Monday, June 23, 2014

Saturdays in Redneckville: How to Camp in Large Groups for Less Than $100

We FINALLY went camping this weekend. It's mid-June and this was our first camping trip this year. We are so behind. The most redneck part of the weekend I can't write about yet. I really want to, and hopefully I will be able to soon. You will understand why I can't write about it right now when I do finally write about it in the future.

This weekend's camping trip was a first for me, and not just because it was the first trip of 2014. Rather than driving to a spot and unpacking, we drove to a lake, unloaded all our crap out of the car and into a fishing boat, a canoe, and three kayaks and crossed to the other side of the lake. The three families that showed up the first night managed to get all the gear across in 2 hours. We all decided this was great fun, but really was quite a lot of work. Worth it though, like childbirth.

When we camp, we go big. Everyone comes. Tim the Toolman, The Hot Italian, Dorkfish, and The Hot Italian's two teenage boys. Superman, Lois Lane, BamBam, CJ and Lois Lane's parents. The Artist and JZ. Mama T and Mark. And of course, our little family of four. I don't think any of us know how to camp in small numbers.

Because we camp in large numbers, we have spent YEARS finding an efficient way to camp. We used to all bring enough food for our respective family units and then we would share and swap among the other campers and everyone would go home and eat camping left overs for a week. The biggest problem with this is that we all spent way to much money on food that sat in a wet pile in a cooler all weekend and then went bad in our fridge at home in a matter of days. Then we got smart. 

When we decide to go camping, the men decide things like where to camp (heavily influenced by the women) who is bringing the chainsaw, and how much beer to buy (this is determined by calculating how fast they can drink it, how close the nearest gas station is to our camp site and how many women are pregnant, nursing, or just unlikely to drink). Lois Lane, The Artist, The Hot Italian and I then text each other endlessly for three days to arrange meals. 

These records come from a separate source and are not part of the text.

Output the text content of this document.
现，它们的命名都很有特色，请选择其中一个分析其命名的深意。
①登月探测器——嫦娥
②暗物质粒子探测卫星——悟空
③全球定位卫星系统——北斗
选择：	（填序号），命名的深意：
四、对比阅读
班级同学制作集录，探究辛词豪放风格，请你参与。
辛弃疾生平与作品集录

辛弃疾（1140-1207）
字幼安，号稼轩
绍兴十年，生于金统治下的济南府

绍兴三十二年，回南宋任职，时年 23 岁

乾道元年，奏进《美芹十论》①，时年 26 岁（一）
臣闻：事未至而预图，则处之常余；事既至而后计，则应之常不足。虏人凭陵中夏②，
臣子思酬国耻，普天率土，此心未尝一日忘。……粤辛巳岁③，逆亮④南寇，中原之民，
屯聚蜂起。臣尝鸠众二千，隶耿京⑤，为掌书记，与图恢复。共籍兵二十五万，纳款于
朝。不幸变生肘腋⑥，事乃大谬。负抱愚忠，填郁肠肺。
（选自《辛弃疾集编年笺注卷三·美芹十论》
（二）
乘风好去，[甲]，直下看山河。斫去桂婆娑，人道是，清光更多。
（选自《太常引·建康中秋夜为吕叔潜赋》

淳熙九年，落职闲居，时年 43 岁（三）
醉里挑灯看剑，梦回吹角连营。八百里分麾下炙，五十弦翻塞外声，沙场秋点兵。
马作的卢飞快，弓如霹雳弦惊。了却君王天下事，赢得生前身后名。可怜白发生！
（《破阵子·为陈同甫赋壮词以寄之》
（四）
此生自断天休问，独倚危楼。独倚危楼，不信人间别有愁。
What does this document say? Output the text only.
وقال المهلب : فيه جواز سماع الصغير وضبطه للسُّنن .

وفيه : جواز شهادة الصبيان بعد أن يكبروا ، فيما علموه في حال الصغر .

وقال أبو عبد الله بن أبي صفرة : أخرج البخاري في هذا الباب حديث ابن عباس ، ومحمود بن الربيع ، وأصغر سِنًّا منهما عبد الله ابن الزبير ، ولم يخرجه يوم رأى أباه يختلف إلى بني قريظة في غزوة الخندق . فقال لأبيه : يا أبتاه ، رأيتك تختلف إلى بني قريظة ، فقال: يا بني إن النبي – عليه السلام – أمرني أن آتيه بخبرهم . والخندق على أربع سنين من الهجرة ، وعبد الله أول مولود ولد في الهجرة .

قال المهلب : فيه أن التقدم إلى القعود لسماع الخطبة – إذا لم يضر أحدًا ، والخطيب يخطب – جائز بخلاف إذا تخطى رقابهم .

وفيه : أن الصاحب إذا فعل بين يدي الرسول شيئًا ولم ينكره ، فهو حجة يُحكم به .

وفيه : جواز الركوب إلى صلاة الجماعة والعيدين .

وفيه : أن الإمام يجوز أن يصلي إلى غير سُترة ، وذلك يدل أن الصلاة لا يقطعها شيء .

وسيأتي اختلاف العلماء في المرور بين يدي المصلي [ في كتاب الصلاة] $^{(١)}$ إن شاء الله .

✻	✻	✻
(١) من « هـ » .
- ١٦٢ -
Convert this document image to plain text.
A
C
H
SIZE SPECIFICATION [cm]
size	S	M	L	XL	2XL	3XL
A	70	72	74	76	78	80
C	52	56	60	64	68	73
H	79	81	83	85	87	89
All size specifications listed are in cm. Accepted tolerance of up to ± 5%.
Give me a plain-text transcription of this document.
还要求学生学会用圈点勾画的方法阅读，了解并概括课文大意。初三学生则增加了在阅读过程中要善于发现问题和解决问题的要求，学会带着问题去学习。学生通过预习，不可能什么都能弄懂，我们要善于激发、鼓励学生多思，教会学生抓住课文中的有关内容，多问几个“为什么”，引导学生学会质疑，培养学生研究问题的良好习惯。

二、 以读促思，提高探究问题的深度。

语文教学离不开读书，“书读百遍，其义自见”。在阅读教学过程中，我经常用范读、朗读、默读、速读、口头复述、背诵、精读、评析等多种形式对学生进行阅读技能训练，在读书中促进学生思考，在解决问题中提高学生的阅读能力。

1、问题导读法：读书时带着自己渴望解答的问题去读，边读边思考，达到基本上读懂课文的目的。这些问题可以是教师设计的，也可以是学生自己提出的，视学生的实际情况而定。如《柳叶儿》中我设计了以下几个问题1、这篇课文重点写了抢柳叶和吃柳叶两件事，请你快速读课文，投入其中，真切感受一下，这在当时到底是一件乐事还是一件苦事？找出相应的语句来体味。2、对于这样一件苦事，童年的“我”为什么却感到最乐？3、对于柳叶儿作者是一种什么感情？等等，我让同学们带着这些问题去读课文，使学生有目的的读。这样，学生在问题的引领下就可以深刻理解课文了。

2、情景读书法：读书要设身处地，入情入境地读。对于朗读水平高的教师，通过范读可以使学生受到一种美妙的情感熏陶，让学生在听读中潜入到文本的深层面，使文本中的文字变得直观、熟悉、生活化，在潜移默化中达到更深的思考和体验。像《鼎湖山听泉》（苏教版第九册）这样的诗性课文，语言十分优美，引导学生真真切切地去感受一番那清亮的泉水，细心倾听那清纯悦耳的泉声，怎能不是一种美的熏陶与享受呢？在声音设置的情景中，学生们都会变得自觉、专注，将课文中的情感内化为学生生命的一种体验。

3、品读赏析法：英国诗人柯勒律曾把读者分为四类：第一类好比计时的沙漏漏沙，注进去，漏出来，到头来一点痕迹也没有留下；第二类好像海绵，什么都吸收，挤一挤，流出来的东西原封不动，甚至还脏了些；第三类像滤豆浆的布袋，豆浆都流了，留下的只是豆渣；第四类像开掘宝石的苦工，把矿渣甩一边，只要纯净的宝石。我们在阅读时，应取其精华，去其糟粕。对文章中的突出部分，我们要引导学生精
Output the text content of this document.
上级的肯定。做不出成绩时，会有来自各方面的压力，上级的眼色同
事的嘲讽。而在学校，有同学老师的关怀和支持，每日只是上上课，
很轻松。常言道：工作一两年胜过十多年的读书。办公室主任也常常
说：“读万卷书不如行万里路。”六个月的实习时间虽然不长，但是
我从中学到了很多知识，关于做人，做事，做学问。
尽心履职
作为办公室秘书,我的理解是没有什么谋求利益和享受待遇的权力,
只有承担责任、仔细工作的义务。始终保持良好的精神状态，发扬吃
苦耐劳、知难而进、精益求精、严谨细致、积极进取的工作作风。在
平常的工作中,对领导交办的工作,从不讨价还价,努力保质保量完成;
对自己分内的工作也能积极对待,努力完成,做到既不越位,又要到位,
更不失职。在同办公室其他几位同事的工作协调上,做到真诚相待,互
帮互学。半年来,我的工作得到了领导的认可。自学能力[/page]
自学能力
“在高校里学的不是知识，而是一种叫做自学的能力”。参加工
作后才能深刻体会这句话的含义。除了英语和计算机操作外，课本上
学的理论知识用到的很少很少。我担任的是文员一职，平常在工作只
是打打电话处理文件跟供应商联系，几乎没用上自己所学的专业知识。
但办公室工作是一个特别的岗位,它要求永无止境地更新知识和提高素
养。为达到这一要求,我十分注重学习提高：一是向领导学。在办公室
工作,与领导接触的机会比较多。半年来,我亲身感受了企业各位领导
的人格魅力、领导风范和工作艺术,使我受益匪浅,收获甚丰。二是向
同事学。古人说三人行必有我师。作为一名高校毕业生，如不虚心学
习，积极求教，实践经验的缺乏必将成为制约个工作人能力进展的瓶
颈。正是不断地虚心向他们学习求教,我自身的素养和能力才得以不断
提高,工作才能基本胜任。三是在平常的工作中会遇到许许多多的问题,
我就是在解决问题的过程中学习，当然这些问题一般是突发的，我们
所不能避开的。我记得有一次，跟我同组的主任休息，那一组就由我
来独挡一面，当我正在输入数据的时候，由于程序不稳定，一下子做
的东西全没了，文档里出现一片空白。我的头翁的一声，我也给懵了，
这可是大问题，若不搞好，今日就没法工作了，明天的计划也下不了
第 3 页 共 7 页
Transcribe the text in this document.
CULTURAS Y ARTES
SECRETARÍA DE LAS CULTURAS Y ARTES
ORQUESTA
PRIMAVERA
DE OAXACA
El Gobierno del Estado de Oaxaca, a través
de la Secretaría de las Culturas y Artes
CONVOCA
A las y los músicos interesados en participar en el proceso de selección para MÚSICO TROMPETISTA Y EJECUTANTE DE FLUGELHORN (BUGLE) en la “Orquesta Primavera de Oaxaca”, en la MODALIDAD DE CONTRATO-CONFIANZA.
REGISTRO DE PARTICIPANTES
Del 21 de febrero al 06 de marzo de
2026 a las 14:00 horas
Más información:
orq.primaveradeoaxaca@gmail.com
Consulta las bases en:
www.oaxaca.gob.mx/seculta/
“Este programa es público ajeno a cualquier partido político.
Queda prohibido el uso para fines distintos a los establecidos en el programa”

If we leave for camp Friday afternoon and come home Sunday afternoon, there are 6 meals that will need to be prepared over the course of the weekend. With four families camping we each pick one meal and the other two (normally lunches) are picked up by who every volunteers (generally who ever feels rich that week). Most times we only have three of the four family units camping and two families take a breakfast and a dinner and the third family provides lunches for the who weekend. Then each family brings snacks to share and drinks for themselves. This allows those of us with small children to make sure they eat if those without chose to feed more sophisticated palates (and to feed the kids breakfast while we wait for the heavy drinkers to wake up). We went from spending between two and three hundred dollars each for one weekend of camping, to $100 or less per family for the weekend. Hallelujah!

The men would be content to eat hot dogs and chili all weekend. Us women, we have to share tents with them. 

I like the make ahead kind of meals. I made a Taco Soup for Friday night, packed it up in gallon sized zipper bags and reheated it on a camp stove in my cast iron dutch oven. Breakfast was biscuits and gravy. The gravy was made from packets and the biscuits were baked at home before we left with the help of Tennille.
About those biscuits. I didn't have any biscuits and I didn't have time to run to the store, so we made them from scratch. The first time, Tennille grabbed what she thought was a measuring spoon, so we had to eyeball our baking soda. They tasted off and salty so we tried again. This time, she read the recipe as tablespoons when it was teaspoons and again we had salty weird biscuits. Larch said they tasted like fish. Our final two batches were perfect. (With ten adults, three teenagers, two kids and two toddlers, you need two batches of biscuits).

Including the alcohol, hand sanitizer and band aids I think we spent about $85 on this camping trip.